Supplemental Figure 2 (a) Representative flow cytometry plots of cervical LN cells from male recipients represented in Figure 2b. Plots are gated on live, CD3ε+ singlets. Graph depicts cumulative quantification of data from 2 independent experiments (nonCD8+CD8: n = 13; CD8 only: n = 10). Each symbol represents an individual mouse, lines are means. P values determined by unpaired Student’s t-test. (b) Cumulative quantification of CD4+Foxp3+ Tregs from a as % of CD4+ T cells. P values determined by unpaired Student’s t-test. (c) Representative plots to demonstrate B cells in cervical lymph nodes of male recipients represented in Figure 2b. Plots were gated on singlets. Numbers represent the frequency of cells in indicated gate. Graph depicts cumulative quantification of CD19+ B cells as % of singlets from 1 experiment (nonCD8+CD8: n = 4; CD8 only: n = 2). Symbols represent individual mice, bars represent means. P value determined by unpaired Student’s t-test. (d) Representative flow cytometry plots of lacrimal gland cells from male recipients represented in Figure 2b. Plots are gated as in a. Graph depicts cumulative quantification of data from 1 experiment (nonCD8+CD8: n = 4; CD8 only: n = 8). Each symbol represents an individual mouse, lines are means. P values determined by unpaired Student’s t-test. (e) Cumulative quantification of CD4+Foxp3+ Tregs from d as % of CD4+ T cells. P values determined by unpaired Student’s t-test.

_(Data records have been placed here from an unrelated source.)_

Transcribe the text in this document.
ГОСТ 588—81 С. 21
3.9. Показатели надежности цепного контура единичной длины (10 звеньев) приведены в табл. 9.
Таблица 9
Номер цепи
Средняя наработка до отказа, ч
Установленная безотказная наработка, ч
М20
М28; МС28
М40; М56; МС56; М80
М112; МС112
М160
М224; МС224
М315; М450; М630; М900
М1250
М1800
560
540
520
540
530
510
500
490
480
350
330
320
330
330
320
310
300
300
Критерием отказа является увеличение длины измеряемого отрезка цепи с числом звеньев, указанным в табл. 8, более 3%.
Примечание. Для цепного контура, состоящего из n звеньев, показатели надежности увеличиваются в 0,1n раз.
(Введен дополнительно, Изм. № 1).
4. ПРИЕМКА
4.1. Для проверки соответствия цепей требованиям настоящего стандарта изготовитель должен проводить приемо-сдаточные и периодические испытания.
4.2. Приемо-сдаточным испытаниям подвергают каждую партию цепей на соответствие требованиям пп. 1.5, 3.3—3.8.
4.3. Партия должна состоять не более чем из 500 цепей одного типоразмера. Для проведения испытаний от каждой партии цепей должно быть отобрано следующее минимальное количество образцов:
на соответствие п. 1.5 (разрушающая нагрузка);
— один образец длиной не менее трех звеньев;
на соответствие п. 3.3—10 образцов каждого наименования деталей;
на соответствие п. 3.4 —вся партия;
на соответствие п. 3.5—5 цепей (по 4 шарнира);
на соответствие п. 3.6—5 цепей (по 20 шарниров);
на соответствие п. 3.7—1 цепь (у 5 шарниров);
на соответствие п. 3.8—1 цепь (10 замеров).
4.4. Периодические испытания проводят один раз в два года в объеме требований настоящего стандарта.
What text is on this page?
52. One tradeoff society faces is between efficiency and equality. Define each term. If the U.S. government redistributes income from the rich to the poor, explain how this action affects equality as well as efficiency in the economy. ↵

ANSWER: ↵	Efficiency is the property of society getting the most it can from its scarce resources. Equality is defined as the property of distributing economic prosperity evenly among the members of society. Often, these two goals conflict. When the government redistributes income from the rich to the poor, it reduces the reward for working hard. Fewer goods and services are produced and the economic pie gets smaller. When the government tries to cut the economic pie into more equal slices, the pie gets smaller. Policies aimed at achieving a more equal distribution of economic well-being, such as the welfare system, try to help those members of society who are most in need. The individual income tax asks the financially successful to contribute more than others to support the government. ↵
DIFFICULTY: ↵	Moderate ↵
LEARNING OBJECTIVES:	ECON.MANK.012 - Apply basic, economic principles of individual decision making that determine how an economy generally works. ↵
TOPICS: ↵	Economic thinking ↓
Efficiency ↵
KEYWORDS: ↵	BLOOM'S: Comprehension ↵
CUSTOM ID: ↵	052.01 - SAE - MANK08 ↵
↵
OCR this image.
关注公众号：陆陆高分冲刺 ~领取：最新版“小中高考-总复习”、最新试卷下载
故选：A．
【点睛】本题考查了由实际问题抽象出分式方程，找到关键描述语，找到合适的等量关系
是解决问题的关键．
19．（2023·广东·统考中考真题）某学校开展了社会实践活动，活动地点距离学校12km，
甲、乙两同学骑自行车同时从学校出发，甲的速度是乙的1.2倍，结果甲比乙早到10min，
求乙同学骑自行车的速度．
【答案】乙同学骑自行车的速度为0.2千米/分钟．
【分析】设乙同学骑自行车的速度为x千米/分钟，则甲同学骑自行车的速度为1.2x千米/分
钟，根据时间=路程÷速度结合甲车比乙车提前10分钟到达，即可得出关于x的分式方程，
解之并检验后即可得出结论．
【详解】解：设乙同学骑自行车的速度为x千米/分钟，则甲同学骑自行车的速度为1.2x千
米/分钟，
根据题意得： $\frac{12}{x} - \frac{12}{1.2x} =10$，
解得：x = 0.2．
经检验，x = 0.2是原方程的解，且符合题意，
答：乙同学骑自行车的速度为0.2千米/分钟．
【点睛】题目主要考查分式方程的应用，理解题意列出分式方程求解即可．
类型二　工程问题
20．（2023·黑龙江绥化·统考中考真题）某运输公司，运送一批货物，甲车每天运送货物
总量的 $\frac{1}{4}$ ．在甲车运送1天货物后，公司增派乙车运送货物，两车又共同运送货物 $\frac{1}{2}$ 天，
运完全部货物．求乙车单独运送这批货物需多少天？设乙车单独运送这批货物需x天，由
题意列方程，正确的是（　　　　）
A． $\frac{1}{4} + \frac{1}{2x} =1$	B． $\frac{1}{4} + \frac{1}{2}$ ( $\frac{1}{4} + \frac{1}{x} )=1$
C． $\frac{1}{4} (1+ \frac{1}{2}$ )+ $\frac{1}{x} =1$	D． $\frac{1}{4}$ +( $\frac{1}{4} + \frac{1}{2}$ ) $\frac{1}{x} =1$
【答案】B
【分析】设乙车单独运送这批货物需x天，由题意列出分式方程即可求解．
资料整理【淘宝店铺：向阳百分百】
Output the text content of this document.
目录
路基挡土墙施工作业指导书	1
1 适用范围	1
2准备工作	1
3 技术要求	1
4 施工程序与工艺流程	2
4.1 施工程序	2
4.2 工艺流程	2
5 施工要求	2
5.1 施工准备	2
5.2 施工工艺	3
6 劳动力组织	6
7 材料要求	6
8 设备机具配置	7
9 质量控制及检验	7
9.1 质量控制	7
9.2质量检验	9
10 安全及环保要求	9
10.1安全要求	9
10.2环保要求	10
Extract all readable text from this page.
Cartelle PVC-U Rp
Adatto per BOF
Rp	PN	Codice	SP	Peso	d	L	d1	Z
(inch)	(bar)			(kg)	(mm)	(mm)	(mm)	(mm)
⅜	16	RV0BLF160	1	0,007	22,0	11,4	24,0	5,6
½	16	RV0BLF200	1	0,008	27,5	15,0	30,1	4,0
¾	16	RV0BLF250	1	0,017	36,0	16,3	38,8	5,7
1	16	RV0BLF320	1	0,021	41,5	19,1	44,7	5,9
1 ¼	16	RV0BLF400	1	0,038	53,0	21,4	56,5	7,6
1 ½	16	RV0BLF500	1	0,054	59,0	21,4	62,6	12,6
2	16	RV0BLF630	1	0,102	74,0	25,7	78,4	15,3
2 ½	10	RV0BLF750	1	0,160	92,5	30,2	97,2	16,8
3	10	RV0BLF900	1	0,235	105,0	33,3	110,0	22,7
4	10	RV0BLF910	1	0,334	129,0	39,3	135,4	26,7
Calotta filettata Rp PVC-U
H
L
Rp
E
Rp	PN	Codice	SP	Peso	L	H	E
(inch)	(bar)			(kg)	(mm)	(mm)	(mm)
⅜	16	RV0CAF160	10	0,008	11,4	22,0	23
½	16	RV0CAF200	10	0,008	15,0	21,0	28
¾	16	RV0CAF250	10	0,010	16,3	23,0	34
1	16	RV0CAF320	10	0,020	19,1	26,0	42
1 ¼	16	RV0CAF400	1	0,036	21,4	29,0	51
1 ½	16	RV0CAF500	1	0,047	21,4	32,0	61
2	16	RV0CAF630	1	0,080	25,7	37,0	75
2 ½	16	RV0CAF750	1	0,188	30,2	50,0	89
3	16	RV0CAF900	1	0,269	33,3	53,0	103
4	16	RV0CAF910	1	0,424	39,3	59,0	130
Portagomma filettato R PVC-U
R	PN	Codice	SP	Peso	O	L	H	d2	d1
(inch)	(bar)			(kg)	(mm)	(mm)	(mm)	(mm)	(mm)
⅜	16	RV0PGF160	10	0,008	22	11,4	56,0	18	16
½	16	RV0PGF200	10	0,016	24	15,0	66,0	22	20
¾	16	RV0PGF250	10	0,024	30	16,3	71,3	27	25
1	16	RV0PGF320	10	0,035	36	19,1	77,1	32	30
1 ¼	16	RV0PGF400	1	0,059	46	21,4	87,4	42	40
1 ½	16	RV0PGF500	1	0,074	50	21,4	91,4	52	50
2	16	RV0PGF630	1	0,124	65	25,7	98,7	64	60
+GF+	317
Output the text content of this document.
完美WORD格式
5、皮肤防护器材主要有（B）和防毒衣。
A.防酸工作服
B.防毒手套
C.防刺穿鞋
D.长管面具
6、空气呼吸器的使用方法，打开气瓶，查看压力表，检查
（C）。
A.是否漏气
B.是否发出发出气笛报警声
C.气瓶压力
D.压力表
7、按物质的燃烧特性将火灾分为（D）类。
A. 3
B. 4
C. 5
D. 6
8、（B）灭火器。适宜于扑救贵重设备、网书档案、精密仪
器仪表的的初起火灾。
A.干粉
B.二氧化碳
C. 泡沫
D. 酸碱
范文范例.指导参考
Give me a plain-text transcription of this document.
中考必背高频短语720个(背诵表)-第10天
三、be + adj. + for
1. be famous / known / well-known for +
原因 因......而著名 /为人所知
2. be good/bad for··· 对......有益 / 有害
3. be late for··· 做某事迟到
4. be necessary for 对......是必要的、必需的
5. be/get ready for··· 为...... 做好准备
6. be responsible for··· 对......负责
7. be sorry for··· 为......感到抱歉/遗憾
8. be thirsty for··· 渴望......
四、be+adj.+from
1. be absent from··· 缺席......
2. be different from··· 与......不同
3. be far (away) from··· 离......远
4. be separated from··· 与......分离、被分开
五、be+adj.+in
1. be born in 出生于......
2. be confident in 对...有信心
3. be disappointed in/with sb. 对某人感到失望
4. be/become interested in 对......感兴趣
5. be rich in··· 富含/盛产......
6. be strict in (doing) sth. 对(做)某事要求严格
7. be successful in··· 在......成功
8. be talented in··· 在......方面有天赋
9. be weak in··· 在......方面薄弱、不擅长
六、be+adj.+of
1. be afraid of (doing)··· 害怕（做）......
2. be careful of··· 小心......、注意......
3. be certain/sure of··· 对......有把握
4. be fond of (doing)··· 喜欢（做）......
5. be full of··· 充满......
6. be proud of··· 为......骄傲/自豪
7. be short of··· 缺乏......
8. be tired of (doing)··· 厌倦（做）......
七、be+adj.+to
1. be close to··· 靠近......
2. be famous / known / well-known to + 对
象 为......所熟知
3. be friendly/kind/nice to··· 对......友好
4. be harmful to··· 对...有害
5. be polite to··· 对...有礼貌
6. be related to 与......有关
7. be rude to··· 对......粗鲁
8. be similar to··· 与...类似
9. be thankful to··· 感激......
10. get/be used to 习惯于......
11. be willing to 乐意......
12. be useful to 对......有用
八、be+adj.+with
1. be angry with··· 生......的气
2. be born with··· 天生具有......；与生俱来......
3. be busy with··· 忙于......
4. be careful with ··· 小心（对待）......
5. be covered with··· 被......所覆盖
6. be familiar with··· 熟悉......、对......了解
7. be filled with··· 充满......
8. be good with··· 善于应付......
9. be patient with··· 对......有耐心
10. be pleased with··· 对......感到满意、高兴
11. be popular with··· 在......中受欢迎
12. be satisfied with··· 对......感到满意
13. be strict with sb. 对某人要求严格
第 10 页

Supplemental Figure 3. Representative plots to demonstrate B cells in male recipients represented in Figure 3a. Plots were gated on singlets. Numbers represent the frequency of cells in indicated gate. Graph depicts cumulative quantification of CD19+ B cells as % of singlets from 1 experiment (nonCD8+CD8: n = 9; nonCD8: n = 10). Symbols represent individual mice, bars represent means. P value determined by unpaired Student’s t-test.

Supplemental Figure 4. Representative flow cytometry plots to demonstrate total B and T cells (left) or CD4 and CD8 T cells (right) in mice of the indicated genotype. Plots on the left were gated on singlets. Plots on the right were further gated on cells within the T cell gate. Numbers represent the frequency ± standard deviation of at least 3 male mice per group with ages ranging from 14–35 weeks (WT: n = 3; CD8: n = 3; CD4: n = 10). Specific gates for represented WT sample are different than those for CD4 or CD8 mice because these data were collected at different times and, thus, cytometer settings were not exactly the same necessitating independent analyses of these samples.